Unger observa que muitos fatores impulsionam as disparidades, desde a falta de acesso a bons cuidados médicos a um risco aumentado de tabagismo, obesidade e outros fatores que podem levar a problemas de saúde. “Dois estudos anteriores usando dados do Censo dos EUA mostraram que pacientes com câncer em situação de privação socioeconômica tinham mais de 60% de probabilidade de morrer em comparação com pacientes mais ricos. Os resultados mostrando uma diferença de 28% sugerem que o tipo de tratamento de câncer baseado em diretrizes que os pacientes recebem em um ensaio clínico pode eliminar cerca de metade dos efeitos negativos da pobreza. O que é surpreendente e desanimador é saber que, embora todos os pacientes se beneficiem dos ensaios, os pacientes mais pobres têm muito mais probabilidade de morrer de câncer. A disparidade persiste”, avalia.

“Esses achados sugerem que o acesso inicial ao tratamento de qualidade para o câncer, representado aqui pelo tratamento em um ensaio clínico, é insuficiente para eliminar os resultados díspares relacionados à privação socioeconômica.
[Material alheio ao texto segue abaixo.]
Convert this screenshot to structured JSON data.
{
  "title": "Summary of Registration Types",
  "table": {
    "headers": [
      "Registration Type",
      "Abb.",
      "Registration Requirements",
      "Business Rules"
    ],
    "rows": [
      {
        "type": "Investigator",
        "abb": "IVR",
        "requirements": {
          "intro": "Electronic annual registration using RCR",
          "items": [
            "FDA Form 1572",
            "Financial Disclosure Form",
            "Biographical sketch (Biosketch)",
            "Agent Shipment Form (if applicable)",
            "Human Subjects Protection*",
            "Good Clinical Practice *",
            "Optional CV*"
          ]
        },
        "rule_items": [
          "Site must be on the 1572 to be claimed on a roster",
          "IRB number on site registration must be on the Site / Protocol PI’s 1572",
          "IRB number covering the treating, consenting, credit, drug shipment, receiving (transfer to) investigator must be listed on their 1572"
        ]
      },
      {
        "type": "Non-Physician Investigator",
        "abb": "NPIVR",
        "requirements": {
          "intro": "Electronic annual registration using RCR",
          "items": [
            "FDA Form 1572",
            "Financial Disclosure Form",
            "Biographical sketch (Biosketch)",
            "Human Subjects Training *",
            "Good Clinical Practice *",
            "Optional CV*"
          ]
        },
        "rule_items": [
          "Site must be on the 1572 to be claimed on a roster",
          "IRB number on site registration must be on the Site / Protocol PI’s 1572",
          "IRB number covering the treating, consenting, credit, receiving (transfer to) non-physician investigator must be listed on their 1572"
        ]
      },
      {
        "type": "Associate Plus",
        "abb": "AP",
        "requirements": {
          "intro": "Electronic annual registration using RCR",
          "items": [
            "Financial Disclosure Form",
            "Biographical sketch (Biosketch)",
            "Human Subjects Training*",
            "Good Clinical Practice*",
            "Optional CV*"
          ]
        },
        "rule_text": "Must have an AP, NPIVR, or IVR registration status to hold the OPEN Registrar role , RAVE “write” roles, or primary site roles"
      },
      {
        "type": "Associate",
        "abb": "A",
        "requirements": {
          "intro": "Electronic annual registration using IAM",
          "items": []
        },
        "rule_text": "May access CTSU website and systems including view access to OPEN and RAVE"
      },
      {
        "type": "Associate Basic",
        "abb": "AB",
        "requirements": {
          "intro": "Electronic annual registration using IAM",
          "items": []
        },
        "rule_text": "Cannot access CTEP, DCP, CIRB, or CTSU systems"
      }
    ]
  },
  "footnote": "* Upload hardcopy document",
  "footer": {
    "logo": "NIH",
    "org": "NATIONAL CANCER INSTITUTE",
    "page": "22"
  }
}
As políticas para mitigar as diferenças socioeconômicas nos resultados do câncer devem enfatizar o acesso aos serviços de tratamento do câncer além da terapia inicial, com uma abordagem mais agressiva para prevenção e promoção da saúde dirigida à população de baixa renda” concluem os autores.

O estudo foi financiado pelo NIH por meio de concessões do NCI CA189974, CA180888 e CA180819; e apoiado em parte pela The Hope Foundation for Cancer Research.

Referência: Persistent Disparity: Socioeconomic Deprivation and Cancer Outcomes in Patients Treated in Clinical Trials – Joseph Unger et al - DOI: 10.1200/JCO.20.02602 Journal of Clinical Oncology - Published online March 17, 2021.